Scalable Pre-training of Large Autoregressive Image Models (2401.08541v1)

Published 16 Jan 2024 in cs.CV

Abstract: This paper introduces AIM, a collection of vision models pre-trained with an autoregressive objective. These models are inspired by their textual counterparts, i.e., LLMs, and exhibit similar scaling properties. Specifically, we highlight two key findings: (1) the performance of the visual features scale with both the model capacity and the quantity of data, (2) the value of the objective function correlates with the performance of the model on downstream tasks. We illustrate the practical implication of these findings by pre-training a 7 billion parameter AIM on 2 billion images, that achieves 84.0% on ImageNet-1k with a frozen trunk. Interestingly, even at this scale, we observe no sign of saturation in performance, suggesting that AIM potentially represents a new frontier for training large-scale vision models. The pre-training of AIM is similar to the pre-training of LLMs, and does not require any image-specific strategy to stabilize the training at scale.

PDF Abstract

Overview of Autoregressive Image Models

The progression of large-scale vision models has been prominently influenced by the guiding principles established in the natural language processing domain. In particular, the strategy of pre-training large neural networks to generate versatile features has translated into significant advancements. A paper explores this approach by introducing a series of vision models, collectively known as Autoregressive Image Models (AIM), which are pre-trained using an autoregressive objective that mirrors the methodology applied in the development of LLMs.

Key Findings and Performance Scaling

AIM's core findings reveal two critical aspects: the model's performance scales in conjunction with its capacity and the quantity of data it is trained on, and the value of the objective function during training is a predictor for the model's effectiveness on downstream tasks. The research demonstrates these principles by training a model with 7 billion parameters on a dataset of 2 billion images. Remarkably, no saturation in performance improvement was detected, suggesting potential for future advancements in scaling up vision models.
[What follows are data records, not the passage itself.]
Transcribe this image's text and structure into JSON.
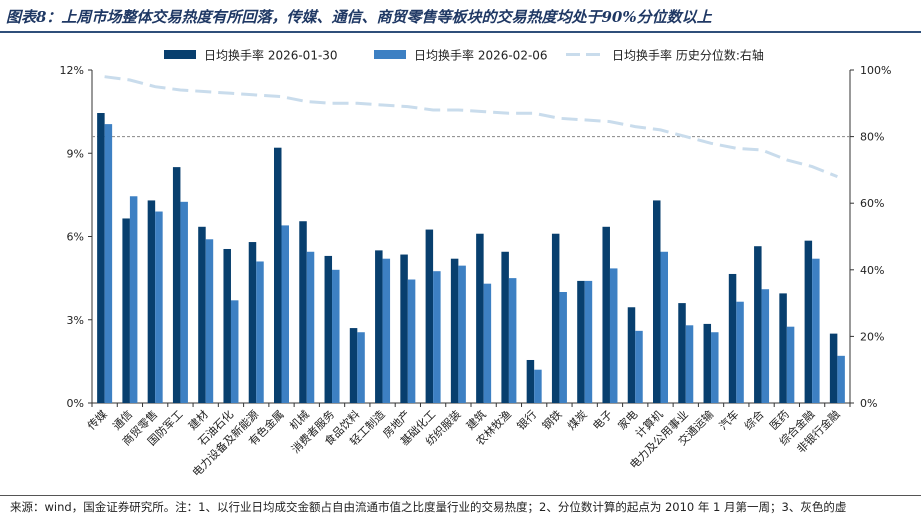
{
  "header": {
    "title": "图表8：上周市场整体交易热度有所回落，传媒、通信、商贸零售等板块的交易热度均处于90%分位数以上"
  },
  "footer": {
    "source": "来源：wind，国金证券研究所。注：1、以行业日均成交金额占自由流通市值之比度量行业的交易热度；2、分位数计算的起点为 2010 年 1 月第一周；3、灰色的虚"
  },
  "colors": {
    "series1": "#083f6e",
    "series2": "#3d80c3",
    "series3": "#c9dcec",
    "reference": "#888888"
  },
  "chart_data": {
    "type": "bar",
    "categories": [
      "传媒",
      "通信",
      "商贸零售",
      "国防军工",
      "建材",
      "石油石化",
      "电力设备及新能源",
      "有色金属",
      "机械",
      "消费者服务",
      "食品饮料",
      "轻工制造",
      "房地产",
      "基础化工",
      "纺织服装",
      "建筑",
      "农林牧渔",
      "银行",
      "钢铁",
      "煤炭",
      "电子",
      "家电",
      "计算机",
      "电力及公用事业",
      "交通运输",
      "汽车",
      "综合",
      "医药",
      "综合金融",
      "非银行金融"
    ],
    "series": [
      {
        "name": "日均换手率 2026-01-30",
        "type": "bar",
        "axis": "left",
        "values": [
          10.45,
          6.65,
          7.3,
          8.5,
          6.35,
          5.55,
          5.8,
          9.2,
          6.55,
          5.3,
          2.7,
          5.5,
          5.35,
          6.25,
          5.2,
          6.1,
          5.45,
          1.55,
          6.1,
          4.4,
          6.35,
          3.45,
          7.3,
          3.6,
          2.85,
          4.65,
          5.65,
          3.95,
          5.85,
          2.5
        ]
      },
      {
        "name": "日均换手率 2026-02-06",
        "type": "bar",
        "axis": "left",
        "values": [
          10.05,
          7.45,
          6.9,
          7.25,
          5.9,
          3.7,
          5.1,
          6.4,
          5.45,
          4.8,
          2.55,
          5.2,
          4.45,
          4.75,
          4.95,
          4.3,
          4.5,
          1.2,
          4.0,
          4.4,
          4.85,
          2.6,
          5.45,
          2.8,
          2.55,
          3.65,
          4.1,
          2.75,
          5.2,
          1.7
        ]
      },
      {
        "name": "日均换手率 历史分位数:右轴",
        "type": "line",
        "axis": "right",
        "values": [
          98,
          97,
          95,
          94,
          93.5,
          93,
          92.5,
          92,
          90.5,
          90,
          90,
          89.5,
          89,
          88,
          88,
          87.5,
          87,
          87,
          85.5,
          85,
          84.5,
          83,
          82,
          80,
          78,
          76.5,
          76,
          73,
          71,
          68
        ]
      }
    ],
    "reference_line": {
      "axis": "right",
      "value": 80,
      "style": "dashed",
      "color": "#888888"
    },
    "y_left": {
      "ylim": [
        0,
        12
      ],
      "ticks": [
        0,
        3,
        6,
        9,
        12
      ],
      "tick_labels": [
        "0%",
        "3%",
        "6%",
        "9%",
        "12%"
      ]
    },
    "y_right": {
      "ylim": [
        0,
        100
      ],
      "ticks": [
        0,
        20,
        40,
        60,
        80,
        100
      ],
      "tick_labels": [
        "0%",
        "20%",
        "40%",
        "60%",
        "80%",
        "100%"
      ]
    },
    "legend": {
      "position": "top"
    },
    "grid": false,
    "xlabel": "",
    "ylabel": ""
  }
}
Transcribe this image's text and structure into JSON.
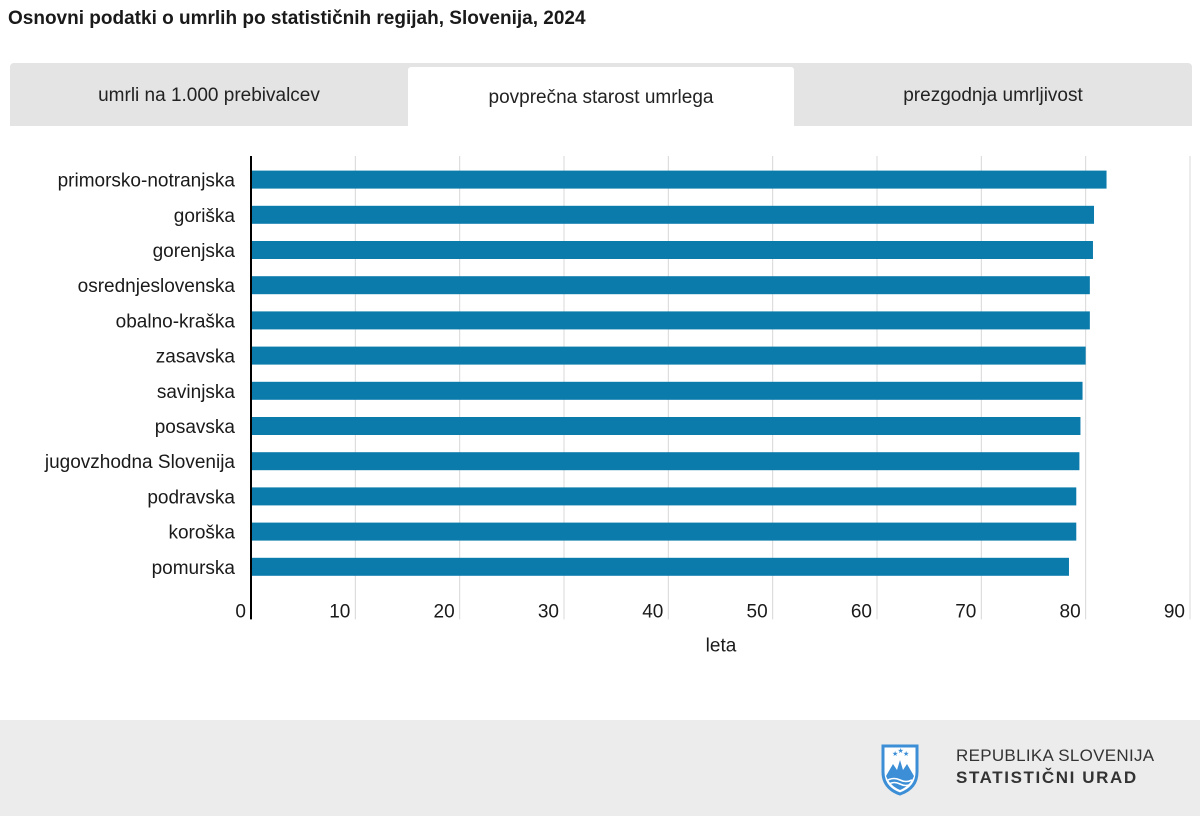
{
  "title": "Osnovni podatki o umrlih po statističnih regijah, Slovenija, 2024",
  "tabs": [
    {
      "label": "umrli na 1.000 prebivalcev",
      "active": false
    },
    {
      "label": "povprečna starost umrlega",
      "active": true
    },
    {
      "label": "prezgodnja umrljivost",
      "active": false
    }
  ],
  "colors": {
    "bar": "#0b7bab",
    "grid": "#d8d8d8",
    "axis": "#000000",
    "footer": "#ececec",
    "emblem": "#3c8fd6"
  },
  "chart_data": {
    "type": "bar",
    "orientation": "horizontal",
    "categories": [
      "primorsko-notranjska",
      "goriška",
      "gorenjska",
      "osrednjeslovenska",
      "obalno-kraška",
      "zasavska",
      "savinjska",
      "posavska",
      "jugovzhodna Slovenija",
      "podravska",
      "koroška",
      "pomurska"
    ],
    "values": [
      82.0,
      80.8,
      80.7,
      80.4,
      80.4,
      80.0,
      79.7,
      79.5,
      79.4,
      79.1,
      79.1,
      78.4
    ],
    "xlabel": "leta",
    "xlim": [
      0,
      90
    ],
    "xticks": [
      "0",
      "10",
      "20",
      "30",
      "40",
      "50",
      "60",
      "70",
      "80",
      "90"
    ],
    "grid": true
  },
  "footer": {
    "line1": "REPUBLIKA SLOVENIJA",
    "line2": "STATISTIČNI URAD",
    "emblem_icon": "slovenia-coat-of-arms-icon"
  }
}
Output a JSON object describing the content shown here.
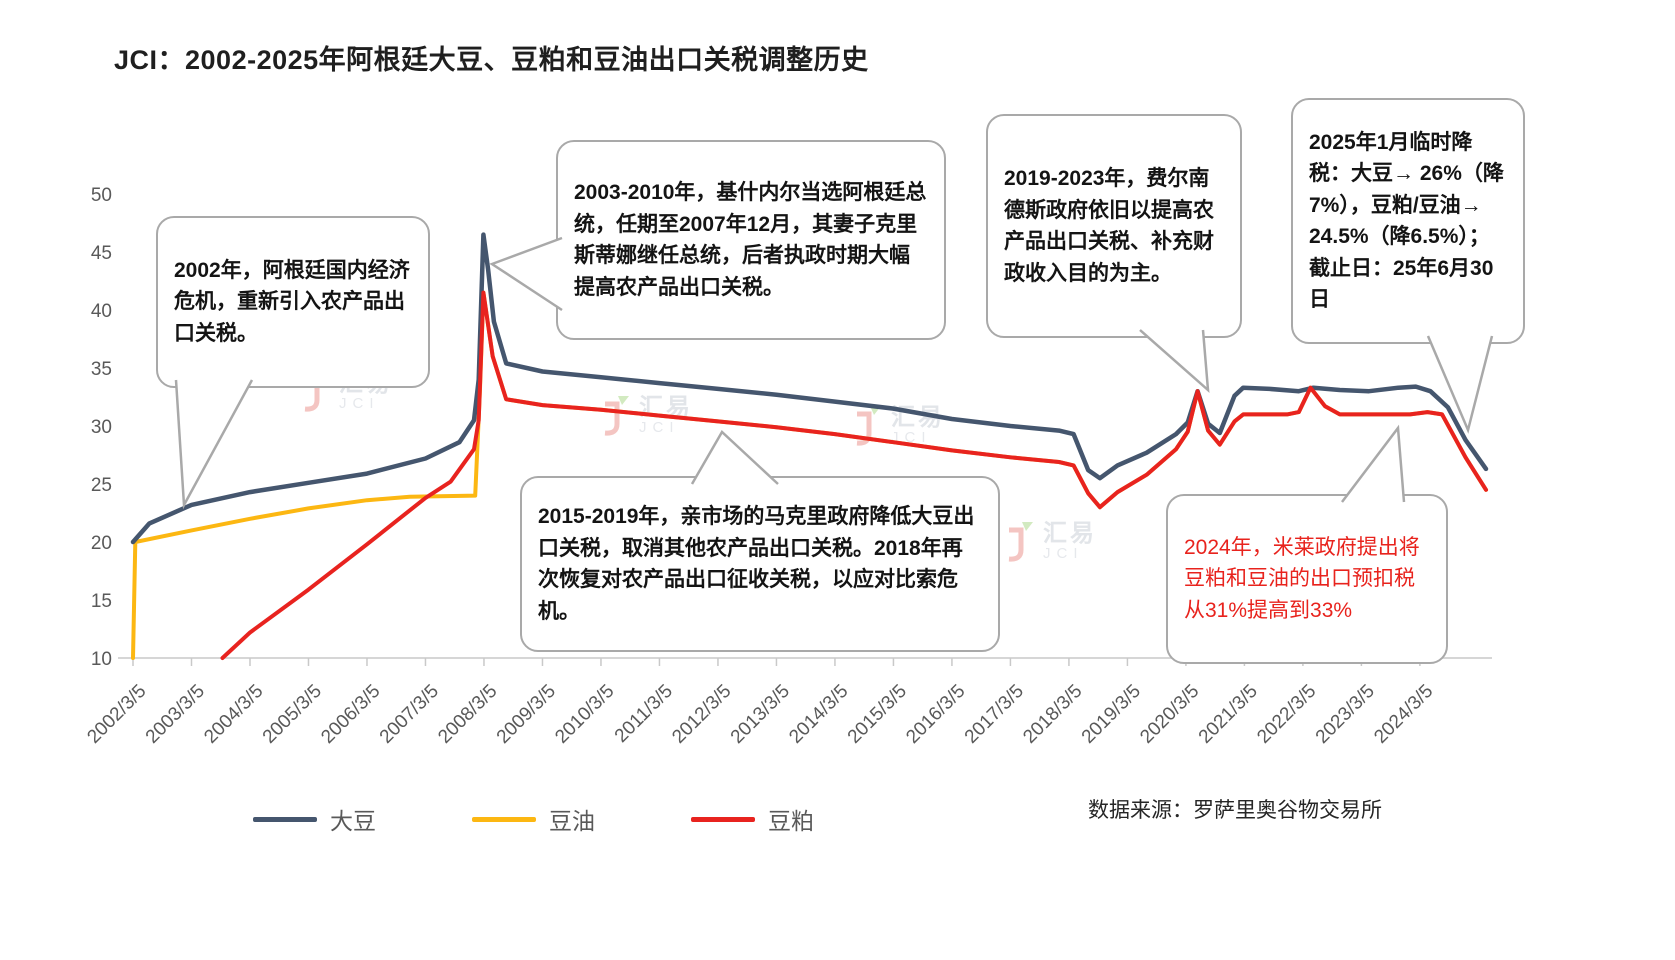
{
  "title": "JCI：2002-2025年阿根廷大豆、豆粕和豆油出口关税调整历史",
  "source": "数据来源：罗萨里奥谷物交易所",
  "watermark": {
    "cn": "汇易",
    "en": "JCI"
  },
  "legend": [
    {
      "key": "soybean",
      "name": "大豆",
      "color": "#45566e"
    },
    {
      "key": "soyoil",
      "name": "豆油",
      "color": "#fcb712"
    },
    {
      "key": "soymeal",
      "name": "豆粕",
      "color": "#e8231f"
    }
  ],
  "callouts": {
    "c2002": "2002年，阿根廷国内经济危机，重新引入农产品出口关税。",
    "c2003": "2003-2010年，基什内尔当选阿根廷总统，任期至2007年12月，其妻子克里斯蒂娜继任总统，后者执政时期大幅提高农产品出口关税。",
    "c2015": "2015-2019年，亲市场的马克里政府降低大豆出口关税，取消其他农产品出口关税。2018年再次恢复对农产品出口征收关税，以应对比索危机。",
    "c2019": "2019-2023年，费尔南德斯政府依旧以提高农产品出口关税、补充财政收入目的为主。",
    "c2025": "2025年1月临时降税：大豆→ 26%（降7%），豆粕/豆油→ 24.5%（降6.5%）；截止日：25年6月30日",
    "c2024": "2024年，米莱政府提出将豆粕和豆油的出口预扣税从31%提高到33%"
  },
  "chart_data": {
    "type": "line",
    "title": "JCI：2002-2025年阿根廷大豆、豆粕和豆油出口关税调整历史",
    "xlabel": "",
    "ylabel": "",
    "xlim": [
      2002.17,
      2025.3
    ],
    "ylim": [
      10,
      50
    ],
    "yticks": [
      10,
      15,
      20,
      25,
      30,
      35,
      40,
      45,
      50
    ],
    "xtick_labels": [
      "2002/3/5",
      "2003/3/5",
      "2004/3/5",
      "2005/3/5",
      "2006/3/5",
      "2007/3/5",
      "2008/3/5",
      "2009/3/5",
      "2010/3/5",
      "2011/3/5",
      "2012/3/5",
      "2013/3/5",
      "2014/3/5",
      "2015/3/5",
      "2016/3/5",
      "2017/3/5",
      "2018/3/5",
      "2019/3/5",
      "2020/3/5",
      "2021/3/5",
      "2022/3/5",
      "2023/3/5",
      "2024/3/5"
    ],
    "grid": false,
    "legend_position": "bottom",
    "series": [
      {
        "key": "soyoil",
        "name": "豆油",
        "color": "#fcb712",
        "width": 4,
        "points": [
          [
            2002.17,
            10.0
          ],
          [
            2002.21,
            20.0
          ],
          [
            2003.17,
            21.0
          ],
          [
            2004.17,
            22.0
          ],
          [
            2005.17,
            22.9
          ],
          [
            2006.17,
            23.6
          ],
          [
            2006.9,
            23.9
          ],
          [
            2008.02,
            24.0
          ],
          [
            2008.1,
            33.0
          ],
          [
            2008.16,
            41.5
          ],
          [
            2008.32,
            36.0
          ],
          [
            2008.55,
            32.3
          ],
          [
            2009.17,
            31.8
          ],
          [
            2010.17,
            31.4
          ],
          [
            2011.17,
            30.9
          ],
          [
            2012.17,
            30.4
          ],
          [
            2013.17,
            29.9
          ],
          [
            2014.17,
            29.3
          ],
          [
            2015.17,
            28.6
          ],
          [
            2016.17,
            27.9
          ],
          [
            2017.17,
            27.3
          ],
          [
            2018.0,
            26.9
          ],
          [
            2018.25,
            26.6
          ],
          [
            2018.5,
            24.2
          ],
          [
            2018.7,
            23.0
          ],
          [
            2019.0,
            24.3
          ],
          [
            2019.5,
            25.8
          ],
          [
            2020.0,
            28.0
          ],
          [
            2020.2,
            29.5
          ],
          [
            2020.37,
            33.0
          ],
          [
            2020.55,
            29.6
          ],
          [
            2020.75,
            28.4
          ],
          [
            2021.0,
            30.4
          ],
          [
            2021.15,
            31.0
          ],
          [
            2021.9,
            31.0
          ],
          [
            2022.1,
            31.2
          ],
          [
            2022.3,
            33.3
          ],
          [
            2022.55,
            31.7
          ],
          [
            2022.8,
            31.0
          ],
          [
            2023.5,
            31.0
          ],
          [
            2024.0,
            31.0
          ],
          [
            2024.3,
            31.2
          ],
          [
            2024.55,
            31.0
          ],
          [
            2024.95,
            27.3
          ],
          [
            2025.3,
            24.5
          ]
        ]
      },
      {
        "key": "soybean",
        "name": "大豆",
        "color": "#45566e",
        "width": 4.5,
        "points": [
          [
            2002.17,
            20.0
          ],
          [
            2002.45,
            21.6
          ],
          [
            2003.17,
            23.2
          ],
          [
            2004.17,
            24.3
          ],
          [
            2005.17,
            25.1
          ],
          [
            2006.17,
            25.9
          ],
          [
            2007.17,
            27.2
          ],
          [
            2007.75,
            28.6
          ],
          [
            2008.0,
            30.5
          ],
          [
            2008.08,
            34.0
          ],
          [
            2008.16,
            46.5
          ],
          [
            2008.24,
            43.5
          ],
          [
            2008.34,
            39.0
          ],
          [
            2008.55,
            35.4
          ],
          [
            2009.17,
            34.7
          ],
          [
            2010.17,
            34.2
          ],
          [
            2011.17,
            33.7
          ],
          [
            2012.17,
            33.2
          ],
          [
            2013.17,
            32.7
          ],
          [
            2014.17,
            32.1
          ],
          [
            2015.17,
            31.5
          ],
          [
            2016.17,
            30.6
          ],
          [
            2017.17,
            30.0
          ],
          [
            2018.0,
            29.6
          ],
          [
            2018.25,
            29.3
          ],
          [
            2018.5,
            26.2
          ],
          [
            2018.7,
            25.5
          ],
          [
            2019.0,
            26.6
          ],
          [
            2019.5,
            27.7
          ],
          [
            2020.0,
            29.3
          ],
          [
            2020.2,
            30.3
          ],
          [
            2020.37,
            33.0
          ],
          [
            2020.55,
            30.2
          ],
          [
            2020.75,
            29.4
          ],
          [
            2021.0,
            32.6
          ],
          [
            2021.15,
            33.3
          ],
          [
            2021.6,
            33.2
          ],
          [
            2022.1,
            33.0
          ],
          [
            2022.35,
            33.3
          ],
          [
            2022.8,
            33.1
          ],
          [
            2023.3,
            33.0
          ],
          [
            2023.8,
            33.3
          ],
          [
            2024.1,
            33.4
          ],
          [
            2024.35,
            33.0
          ],
          [
            2024.65,
            31.6
          ],
          [
            2024.95,
            28.8
          ],
          [
            2025.3,
            26.3
          ]
        ]
      },
      {
        "key": "soymeal",
        "name": "豆粕",
        "color": "#e8231f",
        "width": 4,
        "points": [
          [
            2003.7,
            10.0
          ],
          [
            2004.17,
            12.2
          ],
          [
            2005.17,
            15.9
          ],
          [
            2006.17,
            19.8
          ],
          [
            2007.17,
            23.8
          ],
          [
            2007.6,
            25.2
          ],
          [
            2008.0,
            28.0
          ],
          [
            2008.08,
            30.5
          ],
          [
            2008.16,
            41.5
          ],
          [
            2008.32,
            36.0
          ],
          [
            2008.55,
            32.3
          ],
          [
            2009.17,
            31.8
          ],
          [
            2010.17,
            31.4
          ],
          [
            2011.17,
            30.9
          ],
          [
            2012.17,
            30.4
          ],
          [
            2013.17,
            29.9
          ],
          [
            2014.17,
            29.3
          ],
          [
            2015.17,
            28.6
          ],
          [
            2016.17,
            27.9
          ],
          [
            2017.17,
            27.3
          ],
          [
            2018.0,
            26.9
          ],
          [
            2018.25,
            26.6
          ],
          [
            2018.5,
            24.2
          ],
          [
            2018.7,
            23.0
          ],
          [
            2019.0,
            24.3
          ],
          [
            2019.5,
            25.8
          ],
          [
            2020.0,
            28.0
          ],
          [
            2020.2,
            29.5
          ],
          [
            2020.37,
            33.0
          ],
          [
            2020.55,
            29.6
          ],
          [
            2020.75,
            28.4
          ],
          [
            2021.0,
            30.4
          ],
          [
            2021.15,
            31.0
          ],
          [
            2021.9,
            31.0
          ],
          [
            2022.1,
            31.2
          ],
          [
            2022.3,
            33.3
          ],
          [
            2022.55,
            31.7
          ],
          [
            2022.8,
            31.0
          ],
          [
            2023.5,
            31.0
          ],
          [
            2024.0,
            31.0
          ],
          [
            2024.3,
            31.2
          ],
          [
            2024.55,
            31.0
          ],
          [
            2024.95,
            27.3
          ],
          [
            2025.3,
            24.5
          ]
        ]
      }
    ]
  }
}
Training Insights and Generalizability

Comprehensive analysis indicates that the success achieved by AIM does not necessitate specialized stabilization techniques specific to vision tasks. Instead, the AIM framework can be broadly applied, akin to the training processes of LLMs. Furthermore, evaluations across a diverse array of 15 image recognition benchmarks show that the AIM models attain robust performance, further supporting the utility of the autoregressive pre-training objective in preparing models for varied visual representations.

Conclusions and Future Directions

AIM's methodology represents a promising frontier in the development of large-scale vision models, offering a new perspective on the scalability and potential of leveraging extensive uncurated datasets. The absence of performance saturation points to a fertile ground for future exploration, where even more expansive models may be trained for extended periods to achieve unprecedented levels of visual understanding. The contributions of AIM position it as a landmark development, inspiring ongoing research in scalable and efficient vision models that can capitalize on the vast expanse of available imagery without predispositions towards specific visual content.